Un autre exemple pour éclaircir : Supposons un cheval qui reçoit un choc électrique dans un de ses sabots par l'intermédiaire d'une plaque métallique dissimulée dans le plancher de son écurie. Si avant chaque choc, on fait retentir une sonnerie, l'animal semble établir, assez rapidement, un rapport causal entre la sonnerie et la sensation désagréable.
Désormais, chaque fois que la sonnerie retentit il lève le sabot - manifestement pour éviter le choc électrique. Une fois cette relation de cause a effet entre les deux évènements bien établie, le choc électrique cesse d'être utile. La sonnerie seule suffit a provoquer le mouvement de la jambe pour soulever le sabot.
Et qui plus est, chacune de ses conduites d'évitement parait renforcer, chez l'animal, la "conviction" qu'en soulevant le sabot il évite un choc désagréable. Ce que le cheval ignore, ce que sa conduite d'évitement l'empêche à tout jamais de savoir, c'est que le danger a cessé d'exister.
On élève le débat. Quelle quantité de risques doit-on accepter d'encourir ? La raison et le bon sens nous soufflent de réduire cette quantité au minimum, voire a néant si c'est possible. Les plus audacieux d'entre nous considèrent le trapèze volant comme présentant trop de risques. La conduite automobile ?

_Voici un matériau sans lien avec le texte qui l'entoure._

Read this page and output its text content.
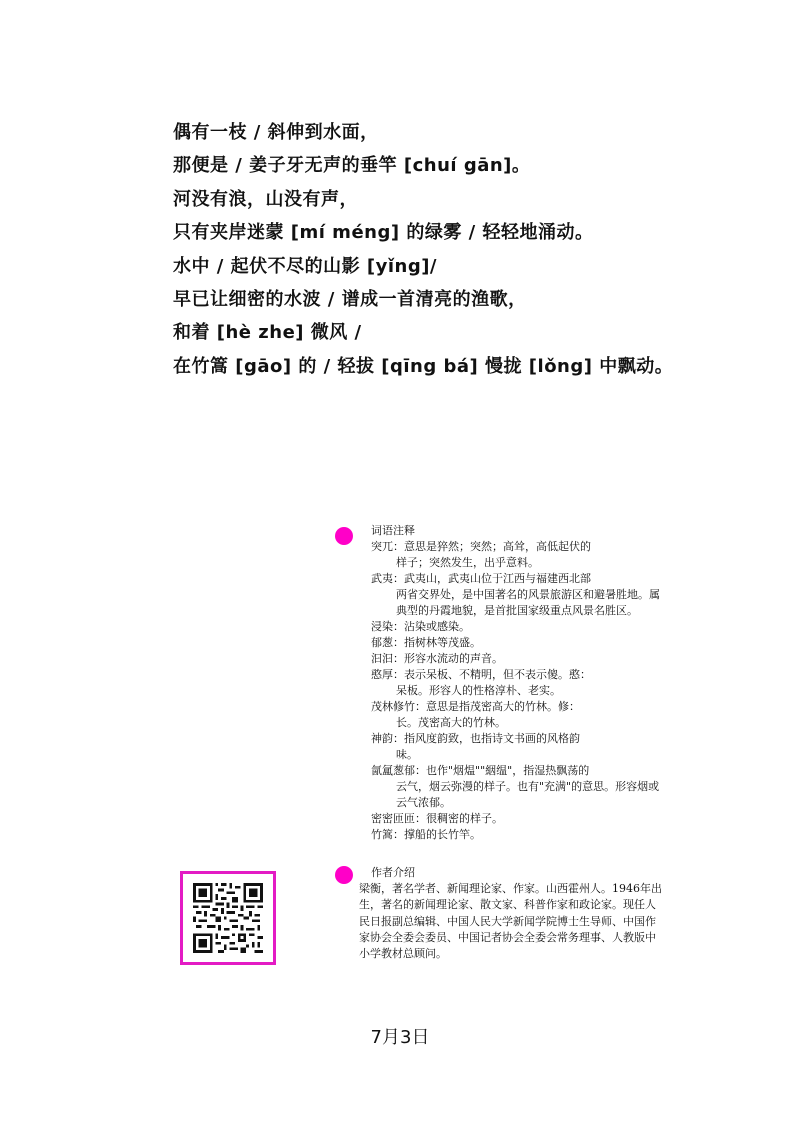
偶有一枝 / 斜伸到水面，
那便是 / 姜子牙无声的垂竿 [chuí gān]。
河没有浪，山没有声，
只有夹岸迷蒙 [mí méng] 的绿雾 / 轻轻地涌动。
水中 / 起伏不尽的山影 [yǐng]/
早已让细密的水波 / 谱成一首清亮的渔歌，
和着 [hè zhe] 微风 /
在竹篙 [gāo] 的 / 轻拔 [qīng bá] 慢拢 [lǒng] 中飘动。
词语注释
突兀：意思是猝然；突然；高耸，高低起伏的
样子；突然发生，出乎意料。
武夷：武夷山，武夷山位于江西与福建西北部
两省交界处，是中国著名的风景旅游区和避暑胜地。属典型的丹霞地貌，是首批国家级重点风景名胜区。
浸染：沾染或感染。
郁葱：指树林等茂盛。
汩汩：形容水流动的声音。
憨厚：表示呆板、不精明，但不表示傻。憨：
呆板。形容人的性格淳朴、老实。
茂林修竹：意思是指茂密高大的竹林。修：
长。茂密高大的竹林。
神韵：指风度韵致，也指诗文书画的风格韵
味。
氤氲葱郁：也作"烟煴""絪缊"，指湿热飘荡的
云气，烟云弥漫的样子。也有"充满"的意思。形容烟或云气浓郁。
密密匝匝：很稠密的样子。
竹篙：撑船的长竹竿。
作者介绍
梁衡，著名学者、新闻理论家、作家。山西霍州人。1946年出生，著名的新闻理论家、散文家、科普作家和政论家。现任人民日报副总编辑、中国人民大学新闻学院博士生导师、中国作家协会全委会委员、中国记者协会全委会常务理事、人教版中小学教材总顾问。
7月3日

Qu'on songe au nombre de gens qui sont tues ou estropies a vie dans des accidents de la circulation ! Les voleurs à la tire, les fumées d'échappement, les immeubles qui s'effondrent soudain, l'amour qui fait souffrir, l'amitié qui fait perdre son indépendance, les rêves qui nous poussent vers l'inconnue, la liste est longue et pourrait s'allonger a plaisir, et seuls un imbécile inconscient ou un fou s'exposeraient aveuglement à de tels risques.
Tout cela recèle un danger de tous les instants, celui de perdre peu a peu de vue le problème. L'anecdote suivante illustre bien la manière d'échapper a ce danger.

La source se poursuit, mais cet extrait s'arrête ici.